434 words 3 mins read

ranihorev/arxiv-network-graph

ranihorev/arxiv-network-graph

Arxiv’s ML papers network graph and browser

repo name ranihorev/arxiv-network-graph
repo link https://github.com/ranihorev/arxiv-network-graph
homepage http://www.lyrn.ai/
language Python
size (curr.) 2378 kB
stars (curr.) 72
created 2018-12-03
license MIT License

MLG - Visual Machine Learning arxiv Graph and Textual explorer

MLG (Machine Learning Graph) is a visual representation of ML researchers and papers, and the connections between them. Each node in the graph (/citations_network) is an author or a paper, and an edge can represent a citation, a reference or a authorship.

Note: There is an old version of the graph (/network) in which edges represent co-authorship of papers, based solely on arXiv.org.

Live demo is available at Lyrn.ai.

MLG allows you to:

  1. Search for papers or authors.
  2. Navigate between related papers and authors.
  3. Click on a node to view its list of papers and double click to expand its connections.
  4. Re-organize the network after expanding.

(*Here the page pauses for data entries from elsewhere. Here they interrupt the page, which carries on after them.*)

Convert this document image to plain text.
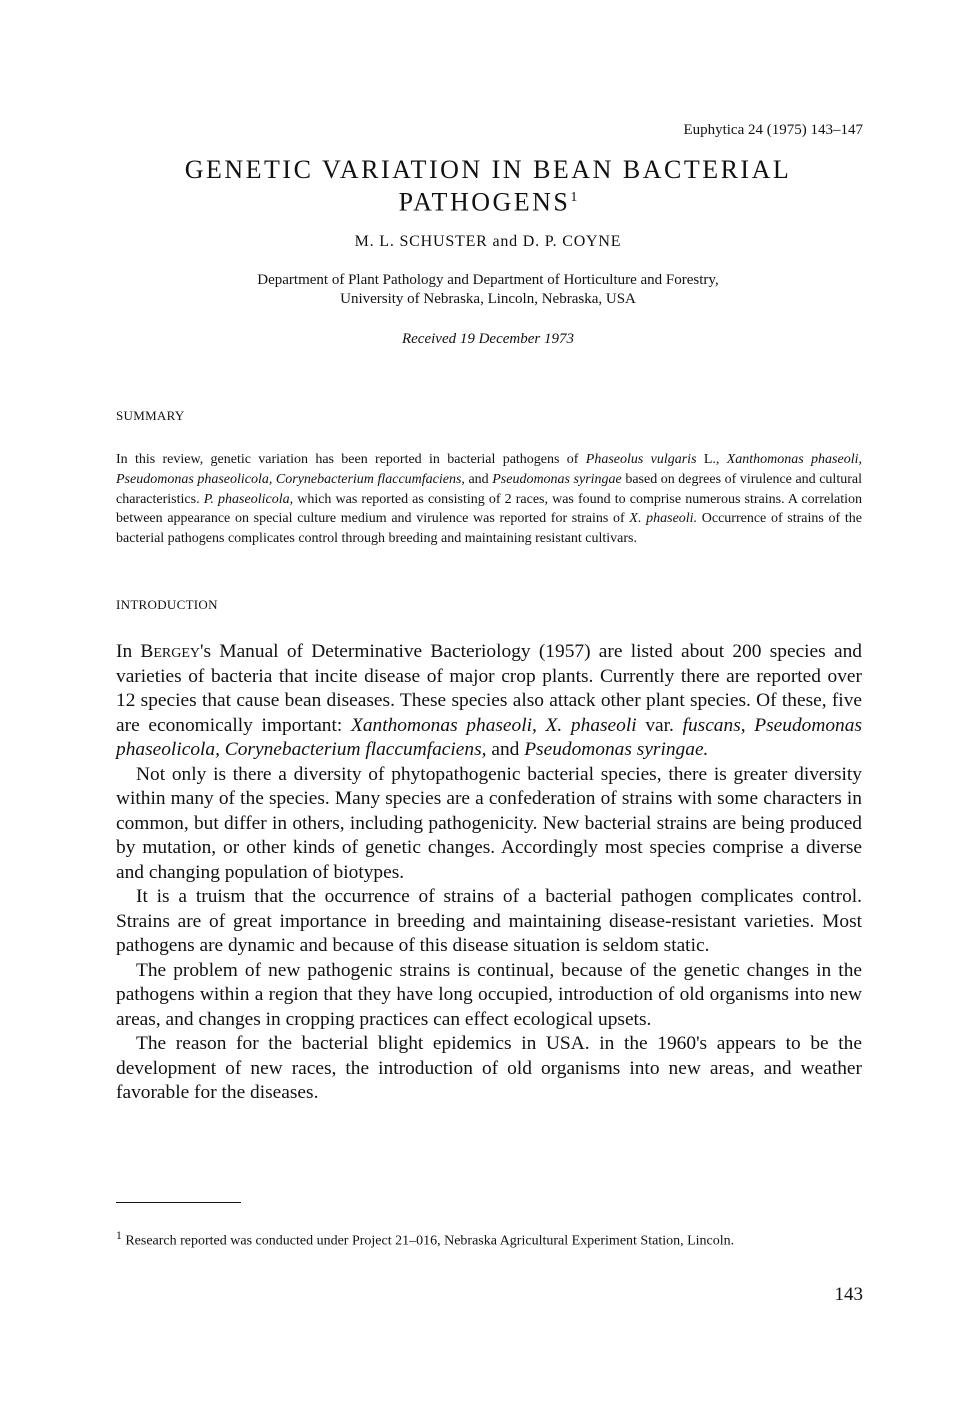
Euphytica 24 (1975) 143–147
GENETIC VARIATION IN BEAN BACTERIAL
PATHOGENS$^1$
M. L. SCHUSTER and D. P. COYNE
Department of Plant Pathology and Department of Horticulture and Forestry,
University of Nebraska, Lincoln, Nebraska, USA
Received 19 December 1973
SUMMARY

In this review, genetic variation has been reported in bacterial pathogens of Phaseolus vulgaris L., Xanthomonas phaseoli, Pseudomonas phaseolicola, Corynebacterium flaccumfaciens, and Pseudomonas syringae based on degrees of virulence and cultural characteristics. P. phaseolicola, which was reported as consisting of 2 races, was found to comprise numerous strains. A correlation between appearance on special culture medium and virulence was reported for strains of X. phaseoli. Occurrence of strains of the bacterial pathogens complicates control through breeding and maintaining resistant cultivars.

INTRODUCTION

In Bergey's Manual of Determinative Bacteriology (1957) are listed about 200 species and varieties of bacteria that incite disease of major crop plants. Currently there are reported over 12 species that cause bean diseases. These species also attack other plant species. Of these, five are economically important: Xanthomonas phaseoli, X. phaseoli var. fuscans, Pseudomonas phaseolicola, Corynebacterium flaccumfaciens, and Pseudomonas syringae.

Not only is there a diversity of phytopathogenic bacterial species, there is greater diversity within many of the species. Many species are a confederation of strains with some characters in common, but differ in others, including pathogenicity. New bacterial strains are being produced by mutation, or other kinds of genetic changes. Accordingly most species comprise a diverse and changing population of biotypes.

It is a truism that the occurrence of strains of a bacterial pathogen complicates control. Strains are of great importance in breeding and maintaining disease-resistant varieties. Most pathogens are dynamic and because of this disease situation is seldom static.

The problem of new pathogenic strains is continual, because of the genetic changes in the pathogens within a region that they have long occupied, introduction of old organisms into new areas, and changes in cropping practices can effect ecological upsets.

The reason for the bacterial blight epidemics in USA. in the 1960's appears to be the development of new races, the introduction of old organisms into new areas, and weather favorable for the diseases.

$^1$ Research reported was conducted under Project 21–016, Nebraska Agricultural Experiment Station, Lincoln.

143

The backend is based on arxiv-sanity but with a lot of modifications:

  • The papers data is collected from arxiv.org and semanticscholar.org. Everything is stored on MongoDB.
  • Rebuilt the Twitter daemon - it now collects tweets from a list of prominent ML accounts, in addition for searching arxiv.org links on Twitter.

The project includes three parts:

  1. / - arXiv text explorer.
  2. /citations_network - The new visual network graph explorer.
  3. /network - The old arXiv visual graph explorer.

NewVersion

Example of the old version:

user interface

Dependencies

$ virtualenv env                # optional: use virtualenv
$ source env/bin/activate       # optional: use virtualenv
$ pip install -r requirements.txt

There is still some legacy code from arxiv-sanity that require some of the packages in the requirement.

Processing pipeline

  1. Install and start MongoDB
  2. Optional - Run fetch_papers.py to collect all paper from arXiv. Run fetch_citations_and_references.py to collect data from semanticScholar.org.
  3. Create twitter.txt with your Twitter API credentials (values of consumer key and secret, in separate lines). You can also add accounts to the twitter_users.json file.
  4. Run run_background_tasks.py to start background tasks scheduler.
  5. Run the flask server with serve.py.

Old version - Generating the network graph

After fetching papers from arXiv you can build the network graph by running the notebook graph_generator.ipynb. It will overwrite the static/network_data.json.

Note: Calculating the physics of the network (nodes' position) is very slow. The current hack is to run it once (by changing the physics settings in network.js) and store the calculated positions. I tried using networkX to calculate the positions, however, the results weren’t pleasing…

Running online

If you’d like to run the flask server online (e.g. AWS) run it as python serve.py --prod.

You also want to create a secret_key.txt file and fill it with random text (see top of serve.py).